ImagenEste Léxico (Griego-Español) de frecuencias del Evangelio de Lucas ha sido elaborado para que sirva de ayuda a los alumnos de Griego de I.E.S. en el Bachillerato de Humanidades que se enfrentan a la traducción de este texto neotestamentario (en Andalucía es uno de los autores que se preparan para la PAU). Al mismo tiempo se brinda al profesorado de Griego, que acompaña a dicho alumnado en esa tarea, pudiendo ser muy útil también para todos aquellos que accedan al estudio del griego en el que Lucas escribe su Evangelio.

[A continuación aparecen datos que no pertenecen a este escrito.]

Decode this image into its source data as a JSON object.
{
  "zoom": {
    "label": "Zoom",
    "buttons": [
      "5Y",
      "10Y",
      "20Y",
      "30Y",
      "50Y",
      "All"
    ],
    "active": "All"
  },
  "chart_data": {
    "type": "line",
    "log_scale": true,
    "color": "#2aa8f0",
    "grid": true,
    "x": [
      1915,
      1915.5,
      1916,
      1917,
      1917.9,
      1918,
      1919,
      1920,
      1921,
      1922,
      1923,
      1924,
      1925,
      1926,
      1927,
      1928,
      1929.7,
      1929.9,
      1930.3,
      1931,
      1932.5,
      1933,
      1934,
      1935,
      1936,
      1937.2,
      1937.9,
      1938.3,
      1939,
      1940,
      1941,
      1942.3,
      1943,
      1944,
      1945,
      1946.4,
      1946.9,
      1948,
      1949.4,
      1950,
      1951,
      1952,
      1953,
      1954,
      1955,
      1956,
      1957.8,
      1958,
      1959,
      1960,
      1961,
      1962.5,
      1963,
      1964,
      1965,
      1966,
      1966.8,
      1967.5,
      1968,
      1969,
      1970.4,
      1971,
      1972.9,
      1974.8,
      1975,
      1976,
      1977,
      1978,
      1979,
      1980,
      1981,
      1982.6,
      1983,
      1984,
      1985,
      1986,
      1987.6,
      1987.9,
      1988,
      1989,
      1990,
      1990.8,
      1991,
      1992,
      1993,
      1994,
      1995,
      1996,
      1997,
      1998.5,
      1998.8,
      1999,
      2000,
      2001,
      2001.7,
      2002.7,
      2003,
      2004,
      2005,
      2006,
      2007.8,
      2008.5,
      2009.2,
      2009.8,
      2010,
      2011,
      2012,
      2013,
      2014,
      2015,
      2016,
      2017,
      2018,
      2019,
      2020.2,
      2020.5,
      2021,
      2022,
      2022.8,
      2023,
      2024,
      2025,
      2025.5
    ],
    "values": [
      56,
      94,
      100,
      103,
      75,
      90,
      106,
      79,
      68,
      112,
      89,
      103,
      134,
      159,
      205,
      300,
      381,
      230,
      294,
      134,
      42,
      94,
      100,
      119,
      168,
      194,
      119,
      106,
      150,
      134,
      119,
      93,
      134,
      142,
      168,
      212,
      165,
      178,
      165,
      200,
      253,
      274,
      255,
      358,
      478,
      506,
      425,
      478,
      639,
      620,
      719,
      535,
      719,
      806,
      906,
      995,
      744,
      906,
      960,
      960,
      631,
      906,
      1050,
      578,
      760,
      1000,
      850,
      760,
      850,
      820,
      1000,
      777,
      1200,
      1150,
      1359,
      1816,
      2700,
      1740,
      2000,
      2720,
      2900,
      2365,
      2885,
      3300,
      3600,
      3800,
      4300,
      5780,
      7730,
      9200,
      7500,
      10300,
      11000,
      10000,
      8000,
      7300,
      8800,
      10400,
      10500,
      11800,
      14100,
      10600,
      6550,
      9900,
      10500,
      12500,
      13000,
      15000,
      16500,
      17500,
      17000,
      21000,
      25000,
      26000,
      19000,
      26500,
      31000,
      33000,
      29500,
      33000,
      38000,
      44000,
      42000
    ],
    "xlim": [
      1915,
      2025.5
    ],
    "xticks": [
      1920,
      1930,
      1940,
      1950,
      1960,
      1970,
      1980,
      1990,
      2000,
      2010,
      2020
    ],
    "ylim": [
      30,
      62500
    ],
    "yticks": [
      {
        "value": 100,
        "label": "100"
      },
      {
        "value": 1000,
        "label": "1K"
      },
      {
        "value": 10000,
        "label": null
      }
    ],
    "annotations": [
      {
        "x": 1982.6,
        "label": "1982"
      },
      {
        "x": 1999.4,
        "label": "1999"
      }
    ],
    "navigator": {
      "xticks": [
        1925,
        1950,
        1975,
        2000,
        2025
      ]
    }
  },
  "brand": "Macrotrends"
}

    Se han incluido paralelos entre el vocabulario griego y castellano, pues el recurso de las etimologías ayudará a los alumnos a aprender el léxico usado con más frecuencia por Lucas, así como a enriquecer su léxico castellano.

  Ofrece también distintas listas de palabras, clasificadas por categorías gramaticales y  por grupos de palabras con un elemento común, varios cuadros de las preposiciones y de los temas de verbos usados con más  frecuencia en el Evangelio de Lucas,  así como diversos índices: de nombres propios,  de gentilicios y  de palabras derivadas, para culminar con un índice alfabético general.

    El autor es profesor de Griego en el I.E.S. "Albariza" de Mengíbar (Jaén) y miembro del Grupo de Análisis Semántico de Córdoba (GASCO), que prepara la edición del primer Diccionario Griego-Español del Nuevo Testamento.